Entre sua matérias de grande impacto está uma entrevista com a jovem Shamima Begum, uma das “noivas do Estado Islâmico”, em 2019. Ela estava grávida e fez um apelo para ser perdoada e voltar ao Reino Unido, desencadeando uma crise em torno da política britânica a respeito de pessoas aliciadas por extremistas.
Na reportagem sobre os documentos encontrados no Afeganistão, ele contou que achou-os entre as cinzas de um churrasco no quintal de um prédio de residência da embaixada britânica.

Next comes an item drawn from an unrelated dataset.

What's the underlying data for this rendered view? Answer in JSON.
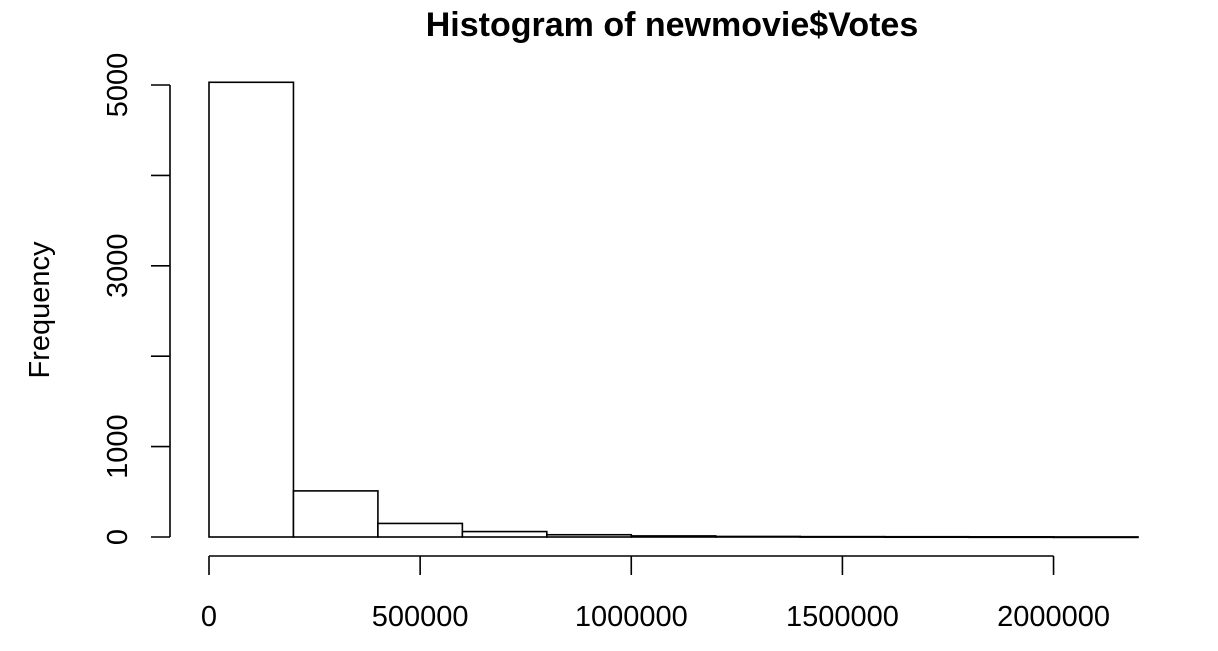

“No início, enquanto eu acompanhava uma patrulha do Talibã pelo do bairro diplomático abandonado de Cabul em busca de um retrato da Rainha, as folhas de papel empoeiradas pareciam comuns em meio à bagunça geral da retirada da embaixada britânica […].

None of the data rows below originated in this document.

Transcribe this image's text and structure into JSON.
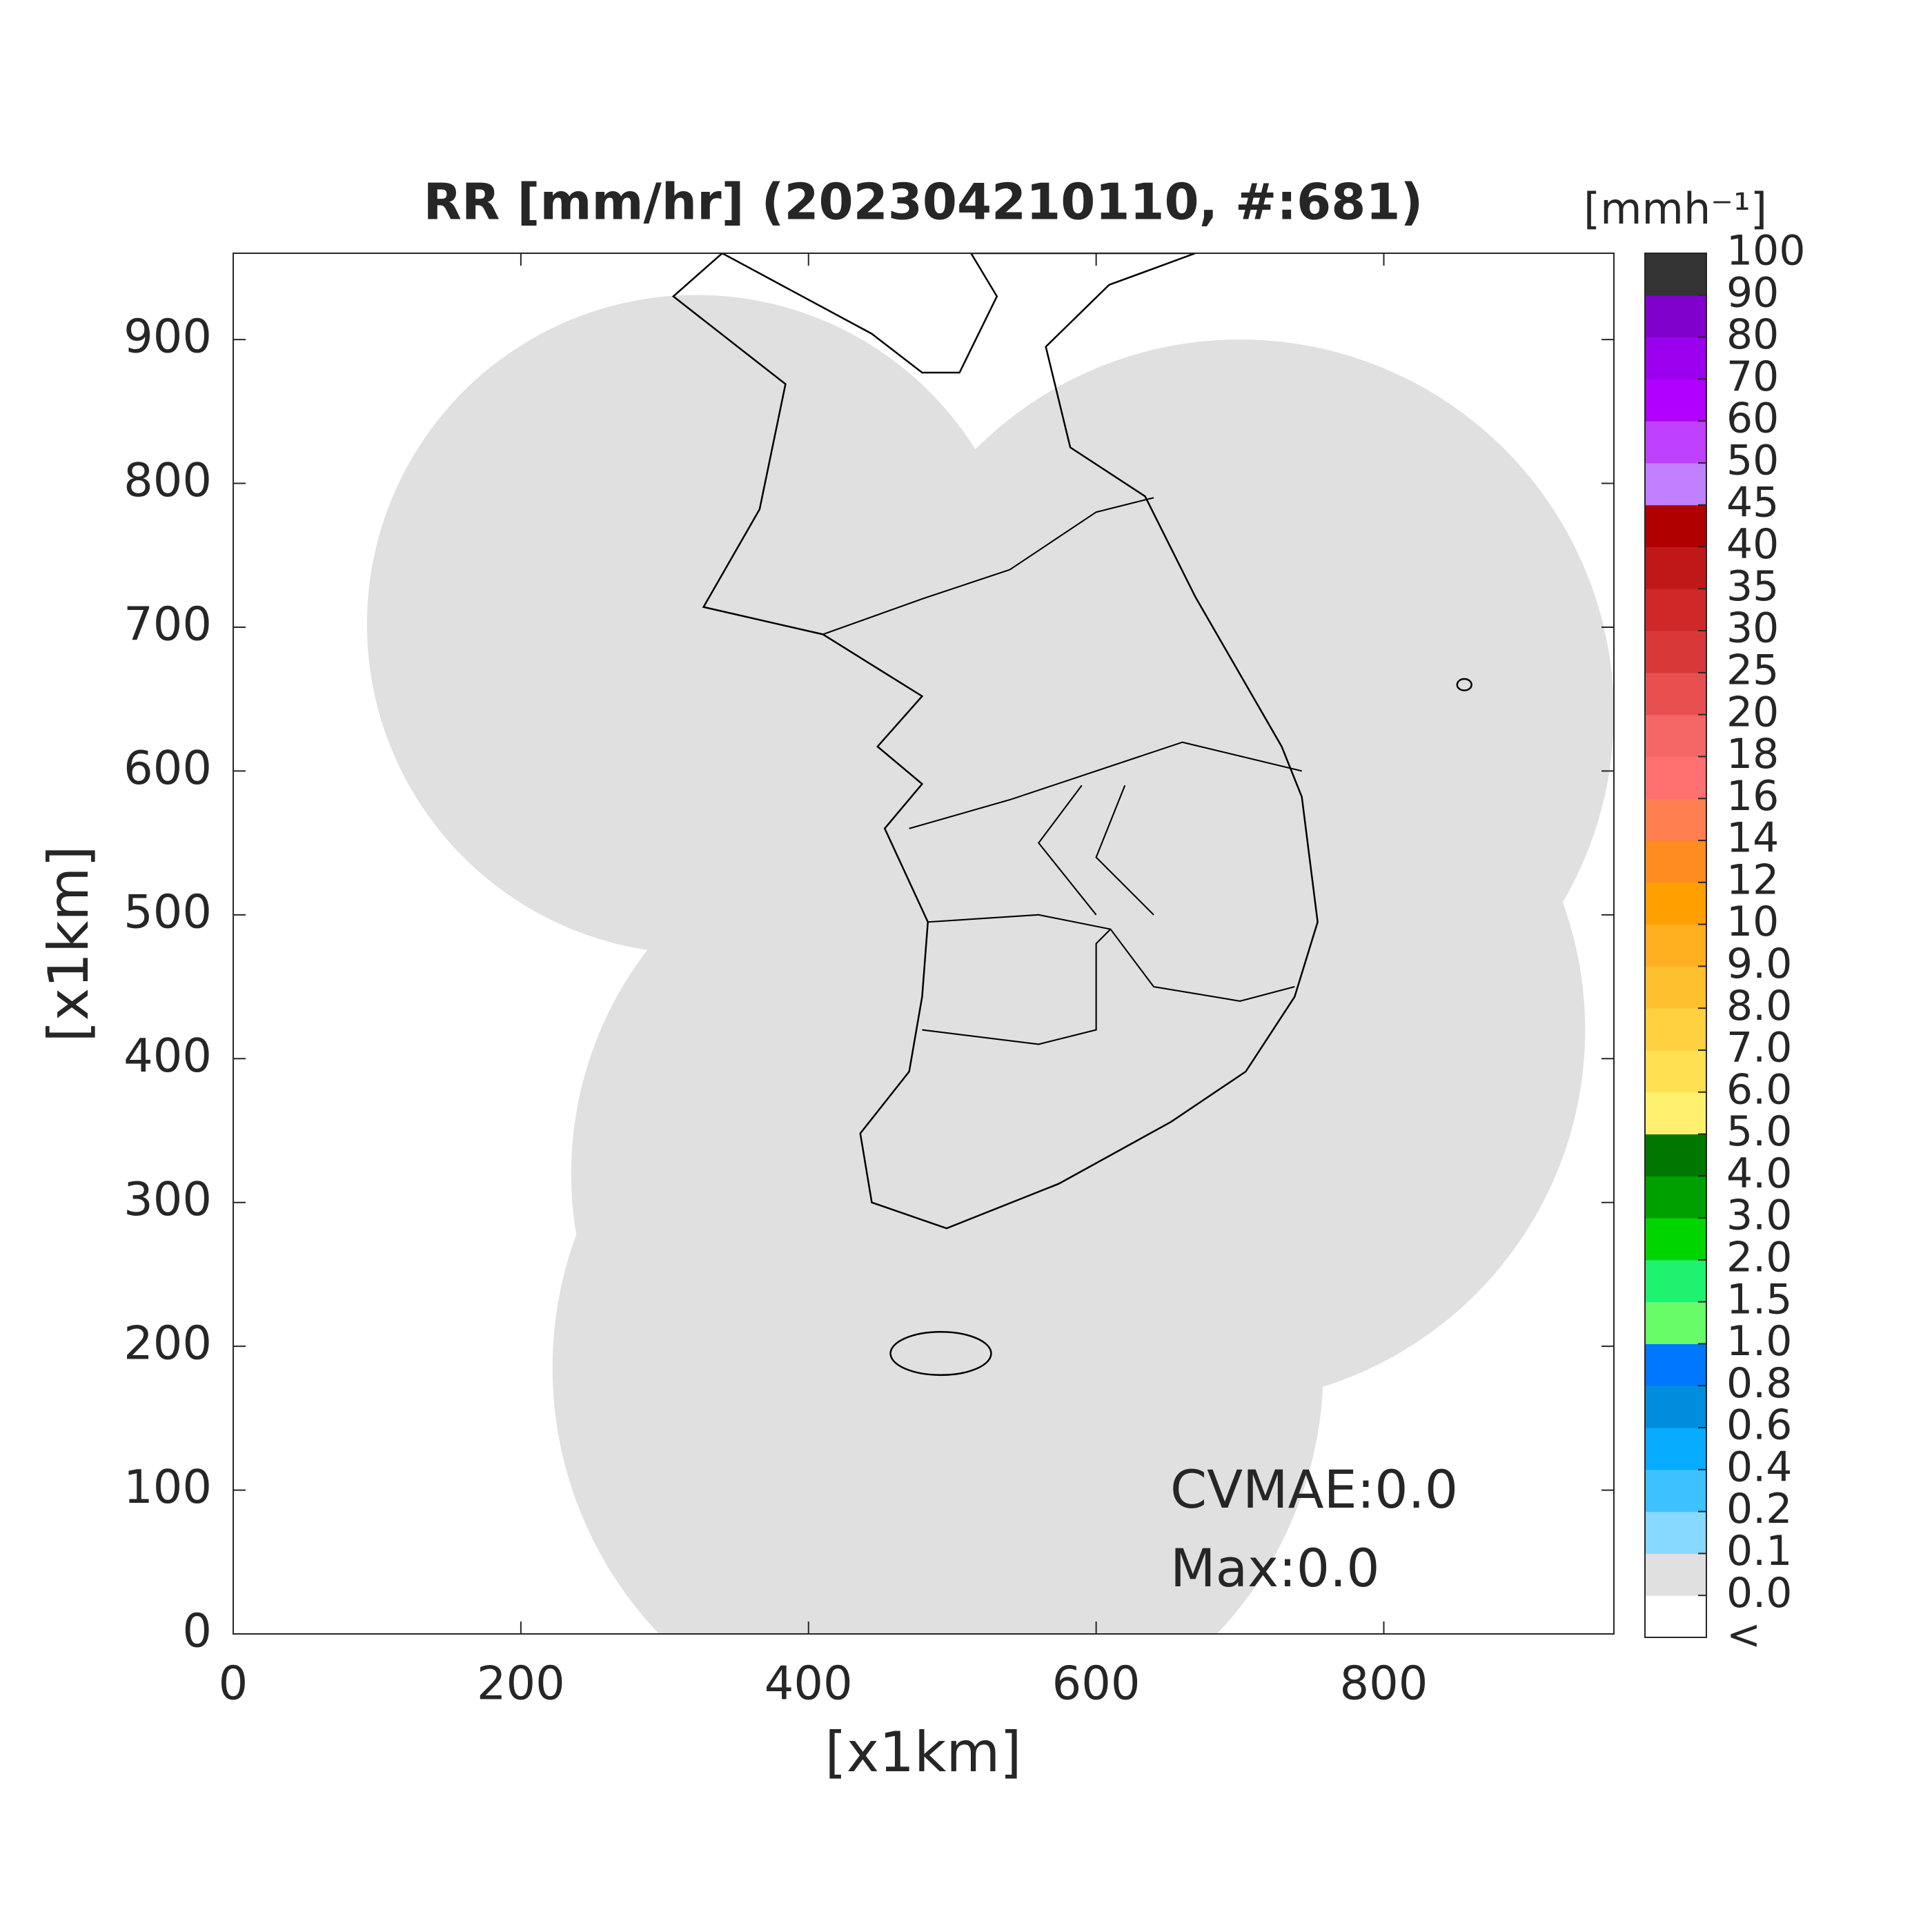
{
  "chart_data": {
    "type": "map",
    "title": "RR [mm/hr] (202304210110, #:681)",
    "xlabel": "[x1km]",
    "ylabel": "[x1km]",
    "xlim": [
      0,
      960
    ],
    "ylim": [
      0,
      960
    ],
    "xticks": [
      0,
      200,
      400,
      600,
      800
    ],
    "yticks": [
      0,
      100,
      200,
      300,
      400,
      500,
      600,
      700,
      800,
      900
    ],
    "annotations": [
      "CVMAE:0.0",
      "Max:0.0"
    ],
    "colorbar": {
      "label": "[mmh⁻¹]",
      "ticks": [
        "<",
        "0.0",
        "0.1",
        "0.2",
        "0.4",
        "0.6",
        "0.8",
        "1.0",
        "1.5",
        "2.0",
        "3.0",
        "4.0",
        "5.0",
        "6.0",
        "7.0",
        "8.0",
        "9.0",
        "10",
        "12",
        "14",
        "16",
        "18",
        "20",
        "25",
        "30",
        "35",
        "40",
        "45",
        "50",
        "60",
        "70",
        "80",
        "90",
        "100"
      ],
      "colors": [
        "#ffffff",
        "#e0e0e0",
        "#87d9ff",
        "#3ec1ff",
        "#07abff",
        "#008dde",
        "#0077ff",
        "#69fc69",
        "#1ef26e",
        "#00d500",
        "#00a000",
        "#007800",
        "#fff06e",
        "#ffe050",
        "#ffd040",
        "#ffc030",
        "#ffb020",
        "#ffa000",
        "#ff8c20",
        "#ff7f50",
        "#ff7070",
        "#f56666",
        "#e85050",
        "#d83838",
        "#d02828",
        "#c01818",
        "#b00000",
        "#c080ff",
        "#c040ff",
        "#b000ff",
        "#9a00ee",
        "#8000cc",
        "#333333"
      ]
    }
  }
}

Foi só quando me abaixei para examinar os documentos mais de perto que percebi seu significado. Enquanto a patrulha do Talibã prometia proteger a embaixada e qualquer retrato da Rainha que encontrassem dos saqueadores, os diplomatas britânicos haviam deixado as informações pessoais de alguns de seus funcionários afegãos na embaixada — seus nomes, endereços e números de telefone, bem como aqueles de candidatos a empregos – jogados no chão enquanto a cidade caía nas mãos do Talibã.”
Ele revelou alguns trechos dos currículos, que comprometem a vida de quem os escreveu:
“Um jovem afegão, que se candidatou a um emprego na embaixada neste verão, listando orgulhosamente em seu currículo sua experiência anterior de trabalho para os militares dos Estados Unidos em Helmand, merecia que seu nome, número de telefone e endereço completo fossem deixados pela embaixada para o Talibã para ler?”
E contou como foi o contato com alguns dos afegãos da lista, que expressaram medo e riscos na tentativa de chegar à área ocupada pelos britânicos no aeroporto de Cabul.
Perseguição à mídia
Nos primeiros dias após a tomada de Cabul, em 15 de agosto, o grupo extremista lançou uma operação de relações públicas para tentar reconstruir sua imagem e prometeu não retaliar contra funcionários do governo, soldados e pessoas que trabalharam para governos ocidentais no Afeganistão.
No entanto, a mídia local e ativistas relataram que o Talibã conduziu buscas domiciliares e prendeu jornalistas e afegãos que trabalhavam com governos estrangeiros.
A mídia internacional também noticiou que o Talibã apreendeu equipamentos de identificação biométrica e softwares deixados pelas tropas dos EUA e os estava usando para identificar aliados afegãos dos americanos no país.